According to Mark L. Knapp, in an article in “Psychology Today,” compliments must be sincere, or the giver faces a possible negative reaction.

“We may react negatively if we think a compliment has been delivered insincerely or that we are being set up to do something we don’t want to do,” said Knapp. “We usually don’t appreciate getting praise from someone we think lacks intelligence or taste.”

Culver believes in giving praise, but for specific reasons.

“You should compliment a person whenever they genuinely do something good for someone or something,” said Culver.

Knapp cites overuse of compliments as the reason for many people being put off by praise.

“Most letters of recommendation, for example, are overwhelmingly complimentary,” said Knapp. “That both cheapens the praise and makes it difficult to decide what is true and what is untrue.”

Connie Schlittler, executive director of Bill Willis Community Mental Health and Substance Abuse Center, believes in passing out praise regularly.

“Sometimes I think I give compliments too freely,” said Schlittler. “But it’s important to me to praise people and let them know I recognize their value.”

Accepting compliments seems to be more difficult for most people than giving them. Learning to accept a compliment graciously allows both people to feel good, even though many people have been conditioned to dismiss them.

“People who can’t accept a compliment do so by deflecting the compliment, downgrading the compliment, or transferring the credit,” said Chamberlin. “It’s usually done by saying something like ‘Oh, this old thing! I bought it on sale for $2.95,’ or ‘It was just luck.’

“When you do this, not only do you deny your own enjoyment of the compliment, you rebuff the person giving it to you,” said Chamberlin.

Culver thinks people are too engrossed in their own daily lives to give and accept compliments appropriately.

“Lots of times, people are just too busy to consider other peoples’ welfare,” said Culver.

Schlittler recommends people keep a journal of compliments.

“I really think people should write compliments they receive down in a journal,” said Schlittler. “Getting people to give compliments to themselves is also very important. You can facilitate that by praising their work and then saying something like, ‘That must have been difficult. How did you do that?’ A lot of times, they’ll admit what they did was really a challenge and they’ll feel a sense of success.”

In Knapp’s article, sociologists Ronny Turner and Charles Edgely found that similarity in age, status, and to a lesser extent, gender and closeness of relationships, played a part in the believability of a compliment.

“When, for example, we divided younger compliment givers and receivers into younger groups, 10 to 29 years old, and older, 30 and up, we found that younger givers directed 77 percent of their compliments at younger people, while the older givers directed 74 percent of their compliments to people in their own age group,” said Turner.

The study revealed the same outcomes with status.
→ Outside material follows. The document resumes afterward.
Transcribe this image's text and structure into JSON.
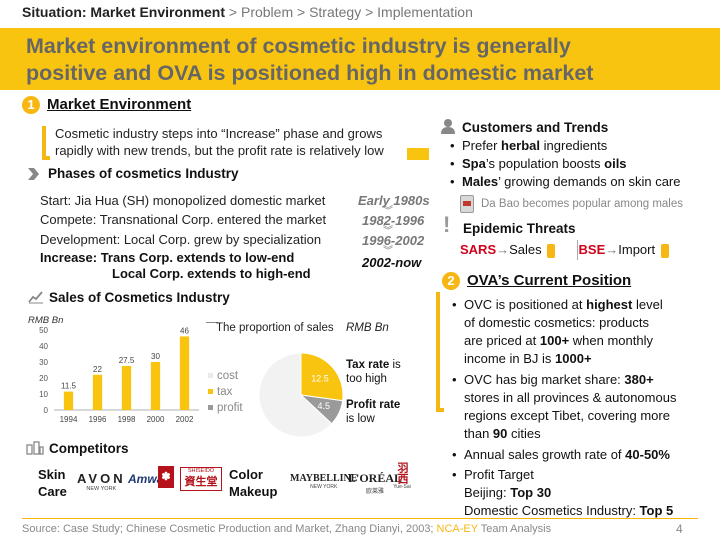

The person giving the compliment was of equal status with the receiver 71 percent of the time, of higher status 22 percent of the time, and lower in status only 7 percent of the time.

In addition, women and men were equally likely to give compliments.

“Men were equally likely to praise members of both sexes, while women complimented other women more than they did men,” said Turner. “We also found a strong relationship between the sex of the receiver and types of compliment given. Women were much more likely - 78 percent - to receive appearance compliments than men - 22 percent, but there was almost no difference between the sexes with regard to performance and personality compliments.”



Accepting praise graciously

According to personal growth consultants Kathy Chamberlin and Debby Hoffman, accepting a compliment graciously takes two words: Thank you. Another option is to come up with a few other responses you could become comfortable with, such as:

• What a nice compliment! Coming from you, I consider that high praise.

• That’s the nicest think anyone has said to me today.

• I didn’t know it showed. Thank you for telling me.

• Thank you. I really appreciate hearing that.

• Thank you. I like them, too. They were a gift and mean a lot to me.